Most of the faults that affect the level of pollutant emissions of the vehicle are reported to the driver by the on-board diagnostic (OBD) system. However, there are faults that are not recognized by this system that imply that the driver, in some cases, operates the car without observing a possible reduction in engine performance and an increase in harmful exhaust gases. Despite its importance, not enough attention has been paid to this problem in the scientific literature. In this context, this talk exposes the methodology and results of previous research that pursued the reduction of pollutant emissions of a spark-ignition engine that was induced to controlled faults not detected by the OBD system, and for which an optimal operating configuration was defined by design of experiments. The exposition also involved a multi-criteria decision analysis using the analytical hierarchy process (AHP) for the selection of the defects and regulations applied to the experiment.

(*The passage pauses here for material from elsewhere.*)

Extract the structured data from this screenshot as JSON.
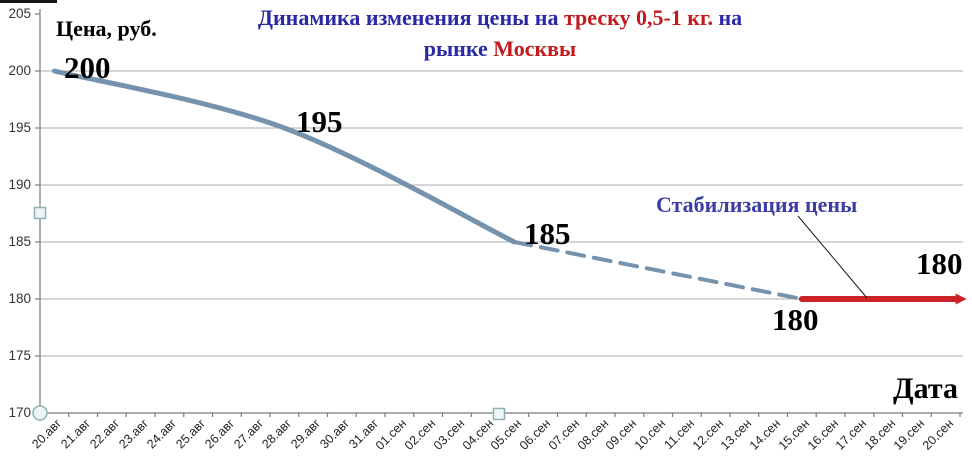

MSc. Jairo Castillo Calderón – Universidad Nacional de Loja, Ecuador

Professor Jairo Castillo Calderón holds a master’s degree in Automotive Systems from Escuela Politécnica Nacional (2016), Automotive Mechanical Engineer from Universidad Politécnica Salesiana (2013), Master Technician in Automotive Electronics from Cise Electronics, and is currently pursuing a Master’s degree in Electric Propulsion Systems at the University of Azuay. Since May 2016, he has been a professor at Universidad Nacional de Loja (UNL) in the Electromechanical Engineering and Automotive Mechanics Engineering careers. He has directed degree projects at the undergraduate and graduate level. He was responsible for the technological careers of the Faculty of Energy, Industries and Non-Renewable Natural Resources of the UNL during 2017 and 2018. He was a promoter and author of the design of the Automotive Engineering career at UNL where he currently serves as academic manager. He has participated in and directed research projects in the field of automotive engineering, artificial intelligence, mechanical design, and fluid mechanics, in addition to publishing works of high academic and scientific value in the form of scientific articles and book chapters in the same area.